Юрий Левитанский умел и любил жить, но жил зэковской и военной, окопной мудростью: не верил, не боялся, не просил. Он ни на что не надеялся, щенячьи восторги шестидесятников ему были чужды. Тем паче что грядет 1965 год. Дело Даниэля и Синявского — это жестокий мороз, и многие после оттепели сломали себе на этом деле наивные оттепельные цыплячьи шейки и снова забились в свою скорлупу. Вознесенский и Евтушенко не заметили, что весна кончилась, по молодости лет. А Юрий Давидович никак не изменился, он не верил и раньше. Первым подписал письмо в защиту Синявского и Даниэля. Ветряная мельница среагировала на плевок: до 1969 года его сборники не выходили. А он предложил руку прекрасной даме — Марине. Дал ей счастье, а потом ушел к Валентине. Оставил квартиру, деньги, ушел с одним чемоданчиком. Ушел как джентльмен.

Валентина родила ему трех девочек-погодков: Аню, Катерину, Олю. Он в них души не чаял, вечно гонялся за заработками, то есть за переводами. Хем охотился, а Юрий Левитанский даже рыбу не ловил. Хем ездил удить рыбу в Испанию, охотился в Африке, имел дом на Кубе, а Левитанский всегда сидел без копейки, хотя вид имел самый богемный. Жил по формуле Брехта: не отказывался ни от новой книги, ни от старого вина. И тут Бог, в которого он не верил, послал ему молодость, красоту и любовь. Кстати, в семидесятые и восьмидесятые Левитанский продолжал подписывать письма в защиту диссидентов. Ветряные мельницы давно уже махнули на него крылом: ведь он обходился без пайков, госдач, Литфонда, званий и больших денег. Отнять у него было нечего. За границу он тоже не стремился, и ему нельзя было отказать в том, чего он не просил.

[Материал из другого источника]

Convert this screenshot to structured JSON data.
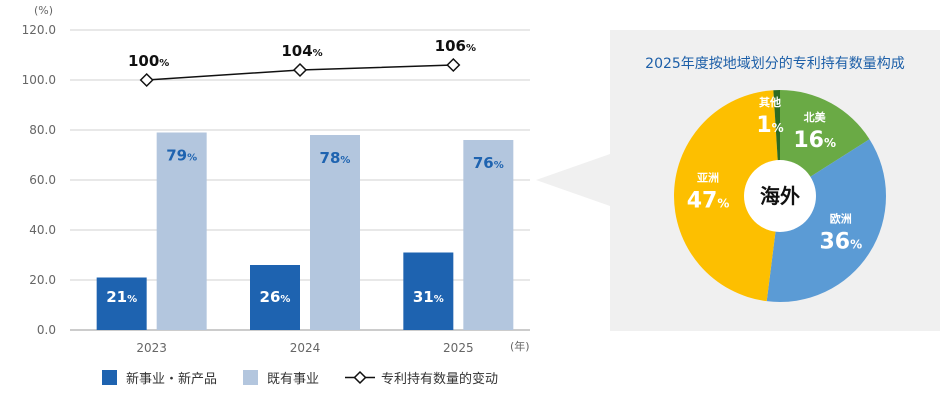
{
  "chart_data": [
    {
      "type": "bar",
      "y_unit": "(%)",
      "x_unit": "(年)",
      "categories": [
        "2023",
        "2024",
        "2025"
      ],
      "ylim": [
        0,
        120
      ],
      "yticks": [
        "0.0",
        "20.0",
        "40.0",
        "60.0",
        "80.0",
        "100.0",
        "120.0"
      ],
      "grid": true,
      "legend_position": "bottom",
      "series": [
        {
          "name": "新事业・新产品",
          "type": "bar",
          "values": [
            21,
            26,
            31
          ],
          "labels": [
            "21",
            "26",
            "31"
          ],
          "color": "#1e63b0"
        },
        {
          "name": "既有事业",
          "type": "bar",
          "values": [
            79,
            78,
            76
          ],
          "labels": [
            "79",
            "78",
            "76"
          ],
          "color": "#b3c6de"
        },
        {
          "name": "专利持有数量的变动",
          "type": "line",
          "values": [
            100,
            104,
            106
          ],
          "labels": [
            "100",
            "104",
            "106"
          ],
          "color": "#111111"
        }
      ],
      "percent_sign": "%"
    },
    {
      "type": "pie",
      "title": "2025年度按地域划分的专利持有数量构成",
      "center_label": "海外",
      "slices": [
        {
          "name": "北美",
          "value": 16,
          "color": "#6aaa45"
        },
        {
          "name": "欧洲",
          "value": 36,
          "color": "#5b9bd5"
        },
        {
          "name": "亚洲",
          "value": 47,
          "color": "#fdbf00"
        },
        {
          "name": "其他",
          "value": 1,
          "color": "#2e6b22"
        }
      ],
      "percent_sign": "%"
    }
  ],
  "colors": {
    "panel_bg": "#f0f0f0",
    "title_blue": "#1d5fa8",
    "grid": "#d0d0d0"
  }
}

Ирочка Машковская, девятнадцатилетняя студентка из Уфы, встретила его в Юрмале. Она оценила его и полюбила, его, шестидесятитрехлетнего, с седыми усами, с седым ежиком, взрослого, умного, печального, талантливого ребенка. Ее бабушка и дедушка были высокопоставленными коммунистами-антисемитами, номенклатурой. Ее мать жила в Юрмале. Она бросила всё, декабристка Ирочка, и пошла за ним. Они были вместе десять лет (познакомились в 1985-м). Он с кровью и болью ушел из семьи, но воспитывал девочек до конца, оставил им пятикомнатную квартиру, тащил им каждую крошку, как воробей. Время было голодное и холодное. Они с Ирочкой снимали жилье, бедствовали, потом построили, то есть купили, однушку. Но жили весело, только вот сердце стало сдавать. А тут пришла демократия, стало хорошо, Юрий Давидович даже пытался баллотироваться в Думу, поддерживал Ельцина, вступил в ПЕН-центр, куда сошлись все писатели-демократы. Удалось даже сделать операцию на сердце в Брюсселе. Деньги внесли Иосиф Бродский, Владимир Максимов и Эрнст Неизвестный.

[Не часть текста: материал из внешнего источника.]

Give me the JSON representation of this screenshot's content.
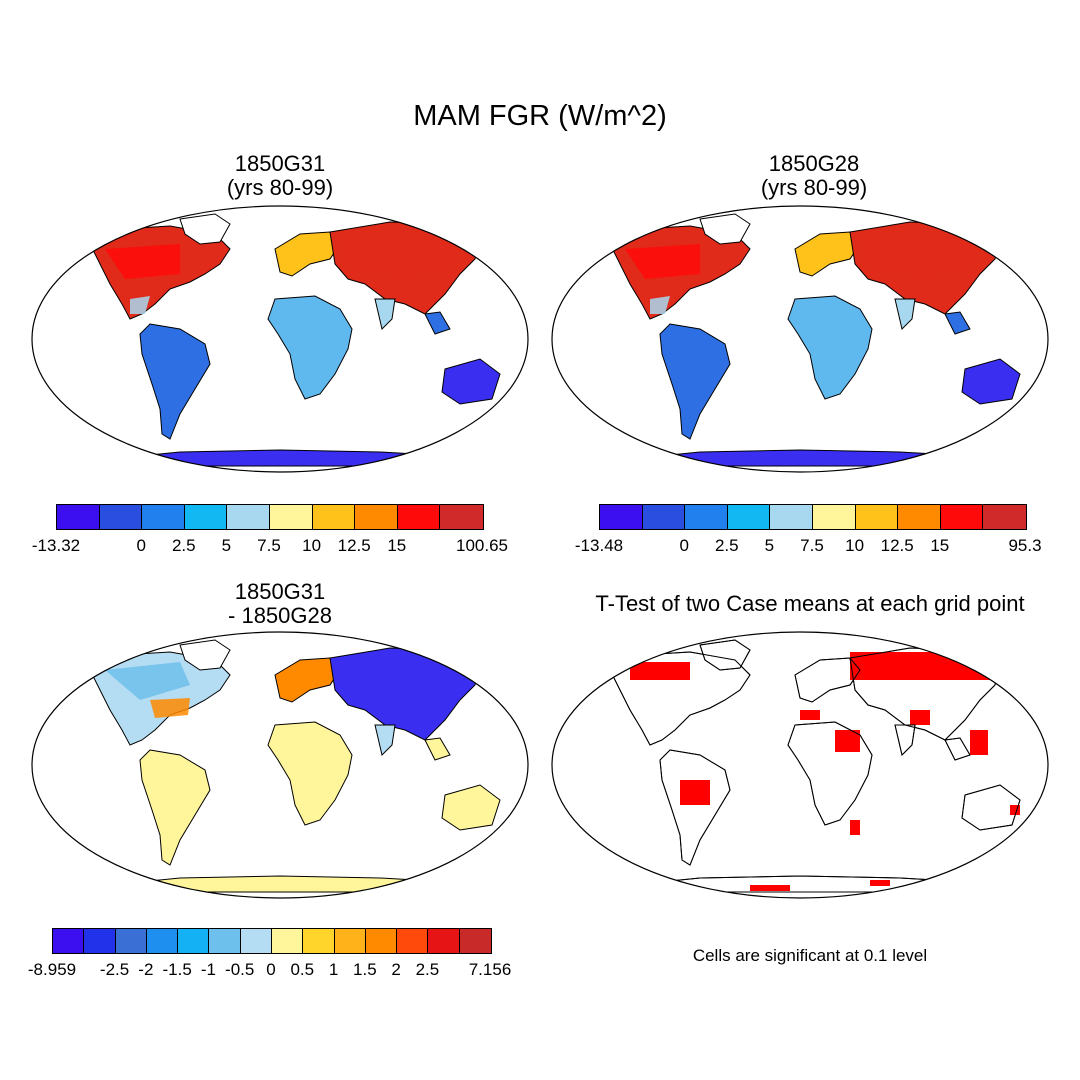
{
  "title": "MAM FGR (W/m^2)",
  "panels": {
    "top_left": {
      "title1": "1850G31",
      "title2": "(yrs 80-99)"
    },
    "top_right": {
      "title1": "1850G28",
      "title2": "(yrs 80-99)"
    },
    "bottom_left": {
      "title1": "1850G31",
      "title2": "- 1850G28"
    },
    "bottom_right": {
      "title1": "T-Test of two Case means at each grid point",
      "title2": ""
    }
  },
  "colorbars": {
    "top_left": {
      "colors": [
        "#3b0fef",
        "#2a4fe0",
        "#2180ee",
        "#12b8f2",
        "#a8d8f0",
        "#fff59a",
        "#ffc21b",
        "#ff8a00",
        "#ff0a0a",
        "#d12a2a"
      ],
      "labels": [
        "-13.32",
        "",
        "0",
        "2.5",
        "5",
        "7.5",
        "10",
        "12.5",
        "15",
        "",
        "100.65"
      ]
    },
    "top_right": {
      "colors": [
        "#3b0fef",
        "#2a4fe0",
        "#2180ee",
        "#12b8f2",
        "#a8d8f0",
        "#fff59a",
        "#ffc21b",
        "#ff8a00",
        "#ff0a0a",
        "#d12a2a"
      ],
      "labels": [
        "-13.48",
        "",
        "0",
        "2.5",
        "5",
        "7.5",
        "10",
        "12.5",
        "15",
        "",
        "95.3"
      ]
    },
    "bottom_left": {
      "colors": [
        "#3b0fef",
        "#2231ea",
        "#3a6fd6",
        "#1e8fee",
        "#14b2f5",
        "#6ec0ec",
        "#b4dcf2",
        "#fff59a",
        "#ffd42b",
        "#ffb21a",
        "#ff8a00",
        "#ff4a0c",
        "#e61414",
        "#c82a2a"
      ],
      "labels": [
        "-8.959",
        "",
        "-2.5",
        "-2",
        "-1.5",
        "-1",
        "-0.5",
        "0",
        "0.5",
        "1",
        "1.5",
        "2",
        "2.5",
        "",
        "7.156"
      ]
    }
  },
  "note": "Cells are significant at 0.1 level",
  "map_colors": {
    "ocean": "#ffffff",
    "land_cold": "#3a2ff0",
    "land_cool": "#2e6fe3",
    "land_mild": "#5fb8ee",
    "land_warm": "#ffc21b",
    "land_hot": "#e02a1a",
    "diff_pos": "#fff59a",
    "diff_neg": "#b4dcf2",
    "significant": "#ff0000"
  }
}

Это был 1993 год, и можно было еще пожить. Предел и жизни, и надежде положила чеченская война. Время жить и время умирать Почему типичный янки в фильме «Последний самурай» вдруг прельстился поэзией древней японской культуры? Почему Юрий Левитанский решил стать «последним чеченцем», он, москвич, богема, сроду не бывавший в горах, не веривший ни в Иисуса, ни в Аллаха? Потому что поэт. Благородство — тоже поэзия.

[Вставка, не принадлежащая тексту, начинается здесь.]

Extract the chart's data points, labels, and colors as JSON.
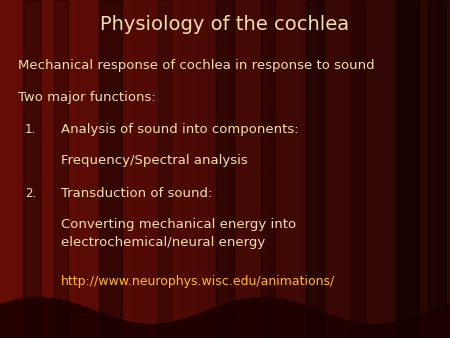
{
  "title": "Physiology of the cochlea",
  "title_color": "#F0E0B0",
  "title_fontsize": 14,
  "line1": "Mechanical response of cochlea in response to sound",
  "line2": "Two major functions:",
  "item1_num": "1.",
  "item1_text": "Analysis of sound into components:",
  "item1_sub": "Frequency/Spectral analysis",
  "item2_num": "2.",
  "item2_text": "Transduction of sound:",
  "item2_sub": "Converting mechanical energy into\nelectrochemical/neural energy",
  "link": "http://www.neurophys.wisc.edu/animations/",
  "text_color": "#F0E0B0",
  "link_color": "#FFB830",
  "body_fontsize": 9.5,
  "sub_fontsize": 9.5,
  "num_fontsize": 8.5
}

«Каждый выбирает для себя женщину, религию, дорогу. Дьяволу служить или пророку — каждый выбирает для себя... Каждый выбирает по себе слово для любви и для молитвы. Шпагу для дуэли, меч для битвы каждый выбирает по себе».

И уж Левитанский выбрал... В 1995 году ему присудили Государственную премию России. Кремль, торжество. Он и брать не хотел, но его убедили, что Кремль — трибуна (Премия ушла на покрытие долгов.) И вот что он сказал прямо в Кремле:

«Наверное, я должен был бы выразить благодарность также и власти, но с нею, с властью, дело обстоит сложнее, ибо далеко не все слова ее, дела и поступки сегодня я разделяю. Особенно всё то, что связано с войной в Чечне, — мысль о том, что опять людей убивают как бы с моего молчаливого согласия, — эта мысль для меня воистину невыносима».

Узнаете устав нашего Храма? Слышите его основателя, Пушкина? «Если бы я, Государь, был в Петербурге, я бы присоединился к мятежникам». Государь стерпел. И Ельцин стерпел, молодец. Он знал цену героизму. Подошел чокаться шампанским. Интеллигенции можно всё. Поэт имеет право. Литература — смысл России. Как сказал сам Юрий Давидович: «И летчик летел в облаках. И слово летело бессонное. И пламя гудело высокое в бескрайних российских снегах». Он ушел из Кремля на своих ногах, но не ушел из мэрии. Двадцать пятого декабря 1996 года в мэрии собрался круглый стол интеллигенции. И околопрезидентские подлизы и холуи через голову президента стали уговаривать Левитанского не вредить демократии путем отрицания полезности чеченской войны. Вот этого он уже не вынес. Произнес первую (и последнюю) в своей жизни пламенную речь и умер прямо там. От инфаркта. Советские мельницы вернулись и нанесли свой удар. Ирочка оплакивает его до сих пор.

О российская Муза, наш гордый Парнас, тень решеток тюремных издревле на вас и на каждой нелживой строке. А трамвайные вишенки русских стихов, как бубенчики в поле под свист ямщиков, посреди бесконечных российских снегов всё звенят и звенят вдалеке.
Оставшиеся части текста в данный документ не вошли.